In this talk, Meredith Martin will explore the intertwined histories of art and enslavement in early modern France, focusing on two case studies: the presence and representation of enslaved Muslims on the royal galleys of Louis XIV, and links between land ownership and enslavement in late 18th C. Saint-Domingue (Haiti) and the Paris art world. Related to collaborative, multimedia projects she has been involved in, Martin will discuss their histories and methodological challenges in addition to their varied manifestations in a co-authored book, an exhibition, a digital mapping website, and a film.

Meredith Martin is Professor of Art History at New York University and the Institute of Fine Arts and a founding editor of Journal18. A specialist in early modern French art and empire, she is the co-author (with Gillian Weiss) of The Sun King at Sea: Maritime Art and Gallery Slavery in Louis XIV’s France (Getty, 2022).

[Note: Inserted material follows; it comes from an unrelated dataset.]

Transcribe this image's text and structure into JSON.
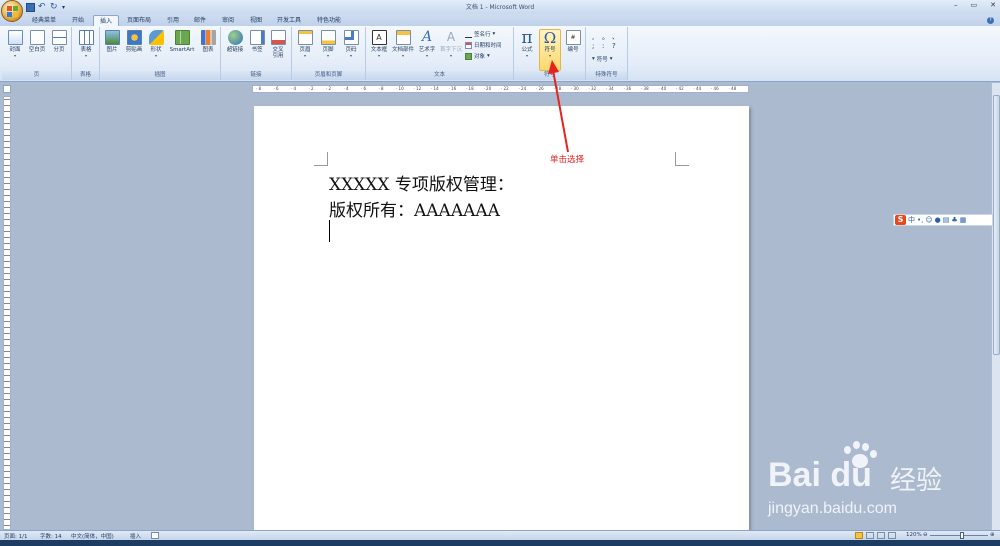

Martin is also the author of Dairy Queens: The Politics of Pastoral Architecture from Catherine de’ Medici to Marie-Antoinette (Harvard, 2011), and a co-author of Meltdown: Picturing the World’s First Bubble Economy (2020), which is related to an exhibition she co-curated for The New York Public Library.

 

This talk is sponsored by the Global Early Modern Studies Program and the PhD Program in French at the CUNY Graduate Center.